The supernova SN2014J in galaxy M82 in Ursa Major was imaged through Griffith Observatory’s 12-inch Zeiss refractor. It is the bright dot within the galaxy and to the lower right of the galaxy’s center. This six-minute exposure was started on February 3 at 7:48 p.m., PST (February 4.116 UT). A Canon 20Da Camera was used at 1600 ISO. Griffith Observatory photograph by Anthony Cook. Click image for larger view.

The next Sky Report will be available on Wednesday, April 30, 2014.

Sky Report

The Griffith Observatory Sky Report
Anthony Cook
Astronomical Observer

This is the Griffith Observatory Sky Report for the week ending Wednesday, April 30, 2014. Here is what’s happening in the skies of southern California:

Brilliant planet Jupiter, in Gemini the Twins, is the first object visible as twilight deepens, high in the sky and to the west of the zenith. Jupiter sets in the west-northwest at 1:00 a.m. Jupiter’s famous oval storm, the Great Red Spot, can be seen through astronomical telescopes from the west coast on April 24th, 26th, and 29th.

The orange planet Mars, in Virgo the Maiden, is in prime position for telescopic early-evening observation this week. Mars is the brightest object visible in the southeast when darkness falls.
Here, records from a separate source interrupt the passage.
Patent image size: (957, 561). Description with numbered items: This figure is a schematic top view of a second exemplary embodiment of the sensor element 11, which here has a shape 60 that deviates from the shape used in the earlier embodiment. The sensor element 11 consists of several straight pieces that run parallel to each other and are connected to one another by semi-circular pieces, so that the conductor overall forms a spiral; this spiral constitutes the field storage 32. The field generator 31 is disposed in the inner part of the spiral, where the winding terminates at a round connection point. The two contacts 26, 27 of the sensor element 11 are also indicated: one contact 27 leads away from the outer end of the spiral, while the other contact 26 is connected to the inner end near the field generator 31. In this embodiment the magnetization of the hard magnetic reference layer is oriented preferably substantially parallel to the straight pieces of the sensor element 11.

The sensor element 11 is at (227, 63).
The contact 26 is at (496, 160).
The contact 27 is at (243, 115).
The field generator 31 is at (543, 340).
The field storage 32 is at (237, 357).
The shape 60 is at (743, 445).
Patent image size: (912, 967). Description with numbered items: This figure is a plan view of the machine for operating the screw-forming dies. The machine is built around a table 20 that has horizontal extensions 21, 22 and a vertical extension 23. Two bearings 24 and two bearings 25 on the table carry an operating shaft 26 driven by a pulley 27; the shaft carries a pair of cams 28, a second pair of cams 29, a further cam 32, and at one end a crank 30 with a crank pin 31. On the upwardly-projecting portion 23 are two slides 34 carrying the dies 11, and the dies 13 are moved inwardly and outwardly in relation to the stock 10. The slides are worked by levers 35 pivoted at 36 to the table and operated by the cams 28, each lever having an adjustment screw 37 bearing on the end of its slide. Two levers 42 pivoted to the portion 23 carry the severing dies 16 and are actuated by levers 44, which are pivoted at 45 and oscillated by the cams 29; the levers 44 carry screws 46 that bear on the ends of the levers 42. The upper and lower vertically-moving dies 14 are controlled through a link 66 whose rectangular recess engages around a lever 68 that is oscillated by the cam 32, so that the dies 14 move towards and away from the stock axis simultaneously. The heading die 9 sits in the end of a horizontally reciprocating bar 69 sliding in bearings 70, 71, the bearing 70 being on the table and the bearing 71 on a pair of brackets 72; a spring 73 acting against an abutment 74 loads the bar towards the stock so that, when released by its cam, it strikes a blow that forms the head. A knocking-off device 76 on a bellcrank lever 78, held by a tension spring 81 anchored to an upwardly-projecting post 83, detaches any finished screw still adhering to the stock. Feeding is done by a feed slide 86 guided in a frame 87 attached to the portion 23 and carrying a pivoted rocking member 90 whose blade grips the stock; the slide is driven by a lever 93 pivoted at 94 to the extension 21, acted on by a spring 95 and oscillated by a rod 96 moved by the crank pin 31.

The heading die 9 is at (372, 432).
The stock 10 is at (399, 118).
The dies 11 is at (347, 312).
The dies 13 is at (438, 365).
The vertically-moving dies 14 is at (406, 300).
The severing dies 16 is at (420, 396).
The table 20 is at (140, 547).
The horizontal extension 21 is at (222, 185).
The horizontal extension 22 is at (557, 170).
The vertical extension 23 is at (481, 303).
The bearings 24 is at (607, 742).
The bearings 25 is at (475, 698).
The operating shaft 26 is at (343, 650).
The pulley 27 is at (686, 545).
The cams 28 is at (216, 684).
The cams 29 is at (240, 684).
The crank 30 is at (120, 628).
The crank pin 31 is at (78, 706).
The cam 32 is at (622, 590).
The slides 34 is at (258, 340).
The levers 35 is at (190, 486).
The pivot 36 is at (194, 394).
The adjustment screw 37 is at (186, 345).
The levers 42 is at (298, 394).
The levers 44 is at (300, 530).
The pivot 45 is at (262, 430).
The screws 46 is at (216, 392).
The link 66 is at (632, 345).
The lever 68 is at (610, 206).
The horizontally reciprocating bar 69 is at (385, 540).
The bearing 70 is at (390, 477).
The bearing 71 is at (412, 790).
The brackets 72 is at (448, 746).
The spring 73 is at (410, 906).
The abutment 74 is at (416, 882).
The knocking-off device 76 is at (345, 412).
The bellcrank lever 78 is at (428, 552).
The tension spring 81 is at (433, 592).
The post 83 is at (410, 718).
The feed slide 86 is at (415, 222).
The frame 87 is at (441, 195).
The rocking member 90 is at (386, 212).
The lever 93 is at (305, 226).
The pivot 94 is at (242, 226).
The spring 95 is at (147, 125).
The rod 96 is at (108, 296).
Mars is highest in the south at 11:00 p.m., and is available for telescopic scrutiny as it moves into the southwest until about 2:00 a.m., after which time the thickness of our air near the horizon will likely blur the image. This week, a telescope can be used to examine the Martian dark markings spanning from Mare Acidalium to Syrtis Major.

The ringed planet Saturn appears as a bright golden star in Libra the Scales, and is visible in the southeast after rising at 8:30 p.m. Saturn transits in the south at 1:45 a.m. A telescope is needed to see Saturn’s spectacular rings.

Venus, the brightest planet, rises in the east about two hours before sunrise. At sunrise, Venus can still be glimpsed, 22 degrees above the horizon.

The waning crescent moon passes Venus on the 25th and is visible before sunrise until the 26th. The moon is new on the 28th, and will reappear as a waxing crescent in the evening sky on Wednesday the 30th.

The International Space Station will make two early-evening passes over Los Angeles this week. On Wednesday the 23rd, the ISS will appear above the northwest horizon at 8:47 p.m. It will outshine Jupiter when it reaches its highest point, 62 degrees above the northeast horizon, at 8:51 p.m.  A minute later it will slip into earth’s shadow while still 41 degrees high in the east-southeast. On Saturday the 26th, the ISS will appear in the northwest at 7:57 p.m. It reaches its highest point, 76 degrees above the southwest horizon at 8:01 p.m., and will set in the southeast three minutes later.

Free views of the sun during the day and of the moon, planets, and other celestial objects at night are available to the public in clear weather through Griffith Observatory’s telescopes from Tuesday through Sunday before 9:30 p.m. Check our website for our schedule. The next public star party on the grounds of Griffith Observatory, hosted by the Los Angeles Astronomical Society, the Sidewalk Astronomers, and the Planetary Society, will take place on Saturday, May 3.